Nous vous précisons que ce document doit être annexé au nouveau contrat de location ou faire l’objet d’un avenant pour un bail en cours. Sans ces justificatifs, votre logement pourrait être considéré comme indécent, vous exposant à des recours juridiques de la part de vos locataires.

De quel délai disposez-vous pour réaliser les travaux de rénovation ?

Le calendrier de réalisation dépend directement de la nature de votre propriété. Si vous possédez une maison individuelle, vous disposez d’un délai de trois ans après la signature du bail pour achever les travaux. Ce délai est plus court car les décisions de rénovation dépendent uniquement de votre volonté.

Pour les logements situés dans un immeuble collectif, le délai est porté à cinq ans. Cette extension de durée prend en compte la complexité des votes en assemblée générale et la mise en œuvre de travaux de copropriété sur les parties communes.

Quelles aides financières pouvez-vous mobiliser pour ces rénovations ?

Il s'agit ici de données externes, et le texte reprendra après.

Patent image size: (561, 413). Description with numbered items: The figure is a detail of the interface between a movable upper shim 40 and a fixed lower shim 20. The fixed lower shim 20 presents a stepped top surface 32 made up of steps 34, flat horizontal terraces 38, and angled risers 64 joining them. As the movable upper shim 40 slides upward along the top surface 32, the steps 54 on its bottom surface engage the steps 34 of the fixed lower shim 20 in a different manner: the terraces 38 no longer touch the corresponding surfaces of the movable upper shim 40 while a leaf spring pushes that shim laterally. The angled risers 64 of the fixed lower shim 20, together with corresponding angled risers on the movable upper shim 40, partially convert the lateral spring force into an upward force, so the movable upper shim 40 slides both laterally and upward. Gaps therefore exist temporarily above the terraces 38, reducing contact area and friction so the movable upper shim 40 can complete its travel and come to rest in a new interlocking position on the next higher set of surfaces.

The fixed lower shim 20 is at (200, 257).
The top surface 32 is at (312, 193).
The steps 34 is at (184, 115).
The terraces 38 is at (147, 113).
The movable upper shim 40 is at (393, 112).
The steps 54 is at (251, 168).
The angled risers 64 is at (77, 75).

Vous avez accès à plusieurs dispositifs de soutien étatiques pour financer vos projets. MaPrimeRénov’ constitue le levier principal, complété par les Certificats d’Économies d’Énergie (CEE). Ces subventions peuvent couvrir une part significative de vos dépenses selon l’ampleur des gains énergétiques visés.

Par ailleurs, nous vous recommandons de solliciter l’Éco-prêt à taux zéro (Éco-PTZ), remboursable sur 20 ans, ainsi que la TVA réduite à 5,5 %. Ces outils fiscaux et financiers sont essentiels pour transformer une contrainte réglementaire en un investissement stratégique valorisant votre bien.

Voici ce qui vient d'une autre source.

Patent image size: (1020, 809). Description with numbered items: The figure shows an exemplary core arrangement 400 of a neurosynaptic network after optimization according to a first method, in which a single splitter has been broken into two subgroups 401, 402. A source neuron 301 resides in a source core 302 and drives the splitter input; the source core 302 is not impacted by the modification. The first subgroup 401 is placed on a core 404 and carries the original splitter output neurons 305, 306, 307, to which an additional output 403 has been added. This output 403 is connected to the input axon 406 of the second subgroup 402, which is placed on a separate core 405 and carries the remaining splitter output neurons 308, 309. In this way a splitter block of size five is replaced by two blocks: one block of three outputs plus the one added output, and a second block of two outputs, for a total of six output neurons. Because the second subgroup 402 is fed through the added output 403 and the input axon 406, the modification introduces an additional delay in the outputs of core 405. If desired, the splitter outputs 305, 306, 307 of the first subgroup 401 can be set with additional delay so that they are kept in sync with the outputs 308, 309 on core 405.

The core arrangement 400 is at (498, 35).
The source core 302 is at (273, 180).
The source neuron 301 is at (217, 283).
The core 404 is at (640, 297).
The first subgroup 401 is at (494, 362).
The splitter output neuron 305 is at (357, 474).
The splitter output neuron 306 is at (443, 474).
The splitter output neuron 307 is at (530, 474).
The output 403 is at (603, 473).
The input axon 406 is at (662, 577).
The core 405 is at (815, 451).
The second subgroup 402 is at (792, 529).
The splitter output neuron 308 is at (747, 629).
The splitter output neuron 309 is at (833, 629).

Quels sont les risques si les travaux ne sont pas effectués dans les temps ?

Le non-respect du calendrier de rénovation entraîne des conséquences juridiques et financières lourdes. À l’expiration du délai de trois ou cinq ans, le sursis prend fin et le logement redevient officiellement impropre à la location. Votre locataire est alors en droit d’exiger une mise en conformité forcée ou une réduction de loyer.

En plus du risque de contentieux, le défaut de travaux impacte la valeur vénale de votre patrimoine. Un bien classé F ou G subit une décote importante sur le marché, tandis qu’une rénovation réussie génère une « valeur verte » facilitant une revente à prix fort ou une meilleure indexation des loyers.